日本の企業の約8割は、60歳定年制を採用しているのである。
高齢者雇用安定法により、定年となったとき、同じ会社で引き続き働きつづけるか=再雇用、退職するかを判断しなければならない。
再雇用制度について考えてみよう。
再雇用後の身分
「シニア社員」などと呼ばれるが、定年後に再雇用される人は、一般的には、「嘱託社員」と言われる。
再雇用社員の身分を区分する必要があるのは、正規社員と区別して、待遇に差をつけるからです。
再雇用の3つのルール
- 原則として希望社員全員は、65歳まで雇用の機会が与えれる。
- 再雇用社員の労働条件は、正社員と同じでなくてもよい。
- 再雇用社員は、正規社員と比較して、「不合理な労働条件」が禁止されている。
知っておきたいこと
再雇用の機会
再雇用の機会は、希望した60歳になったすべての社員であるが、原則65歳まで再雇用されるが、平成37年3月31日まではの間は、段階的に基準の対象となる年齢が異なるのです。
つまり、希望者全員が65歳まで再雇用されない
また、会社は、労働条件が折り合わなかったということで、結果として再雇用できなかったとしても、法律違反にはなりません。
非組合員、管理職も、再雇用制度が適応されることも付け加えておきます。
業務内容
再雇用後の業務は、普通は、定年前の業務であることが多いが、まったく異なる仕事を与えられることもあります。
2つの大きな原則があります。
再雇用社員は、定年前の業務内容と異なる業務内容でもよい。
再雇用社員は、全く個別の職種とすることは原則できません。
給与
再雇用社員は、仕事の内容、責任の程度が正規社員と違うことで、賃金の差をつけてもいいのです。

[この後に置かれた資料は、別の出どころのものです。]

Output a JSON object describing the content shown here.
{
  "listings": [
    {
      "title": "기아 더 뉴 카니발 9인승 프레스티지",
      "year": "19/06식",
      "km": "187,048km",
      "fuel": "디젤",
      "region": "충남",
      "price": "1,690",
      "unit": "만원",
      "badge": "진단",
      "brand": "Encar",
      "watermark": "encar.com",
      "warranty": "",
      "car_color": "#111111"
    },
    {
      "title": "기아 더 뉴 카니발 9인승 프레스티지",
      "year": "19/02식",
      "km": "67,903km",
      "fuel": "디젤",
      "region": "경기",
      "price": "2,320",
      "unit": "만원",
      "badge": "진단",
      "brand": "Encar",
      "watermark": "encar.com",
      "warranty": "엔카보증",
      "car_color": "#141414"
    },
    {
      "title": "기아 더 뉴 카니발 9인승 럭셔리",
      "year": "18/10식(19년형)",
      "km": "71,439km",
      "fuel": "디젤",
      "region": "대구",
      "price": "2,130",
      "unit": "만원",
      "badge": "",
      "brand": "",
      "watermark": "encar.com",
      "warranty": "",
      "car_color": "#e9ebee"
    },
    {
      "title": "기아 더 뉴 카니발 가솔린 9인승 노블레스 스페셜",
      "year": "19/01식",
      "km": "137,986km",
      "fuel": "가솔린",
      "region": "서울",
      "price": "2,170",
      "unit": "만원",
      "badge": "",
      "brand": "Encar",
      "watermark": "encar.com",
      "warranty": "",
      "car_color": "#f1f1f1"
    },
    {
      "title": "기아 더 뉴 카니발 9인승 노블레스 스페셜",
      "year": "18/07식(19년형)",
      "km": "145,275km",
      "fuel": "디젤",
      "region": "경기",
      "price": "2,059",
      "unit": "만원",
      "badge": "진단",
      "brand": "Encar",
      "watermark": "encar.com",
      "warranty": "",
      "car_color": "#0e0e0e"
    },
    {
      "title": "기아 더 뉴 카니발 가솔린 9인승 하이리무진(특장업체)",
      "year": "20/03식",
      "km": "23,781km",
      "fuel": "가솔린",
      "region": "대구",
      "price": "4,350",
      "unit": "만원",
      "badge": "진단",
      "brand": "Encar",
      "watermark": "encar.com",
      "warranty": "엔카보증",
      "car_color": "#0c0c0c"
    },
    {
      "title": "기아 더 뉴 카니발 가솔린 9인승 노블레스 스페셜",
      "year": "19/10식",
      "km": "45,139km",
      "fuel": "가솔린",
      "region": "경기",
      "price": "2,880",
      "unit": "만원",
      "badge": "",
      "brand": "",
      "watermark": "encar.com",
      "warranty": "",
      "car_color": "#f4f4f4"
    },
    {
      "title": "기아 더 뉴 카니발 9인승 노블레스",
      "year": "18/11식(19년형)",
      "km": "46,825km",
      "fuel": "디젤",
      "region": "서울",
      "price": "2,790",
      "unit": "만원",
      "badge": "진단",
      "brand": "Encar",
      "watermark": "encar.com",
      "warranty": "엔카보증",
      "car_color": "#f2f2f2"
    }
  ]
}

仕事の内容、責任の程度が同じ場合には、年収の2割の差は許される。
退職金は、支給されないのが一般的であるが、賞与は、支給されることが多い。
通勤手当は支給されるが、住宅手当、家族手当は支給されなくても法律に違反しない。
社会保険
健康保険は75歳まで加入するが、就業時間が減らせば加入しなくてもよい。
厚生年金保険は70歳まで加入するが、就業時間が減らせば加入しなくてもよい。
雇用保険は加入するが、労働時間が20時間未満は不要である。
まとめ
65歳までは、制度上、希望すれば、65歳まで再雇用されるが、再雇用の条件は、厳しいものかもしれません。
再雇用は、会社側にとっても、多くはありがたいものではなく、残された社員にとっても、老害社員が残ることは、心良く思っていない場合が多いのです。
再雇用社員にとっても、責任と権限、モチベーションの維持が課題となります。
再雇用は、思ったより、居心地がいいものではなさそうです。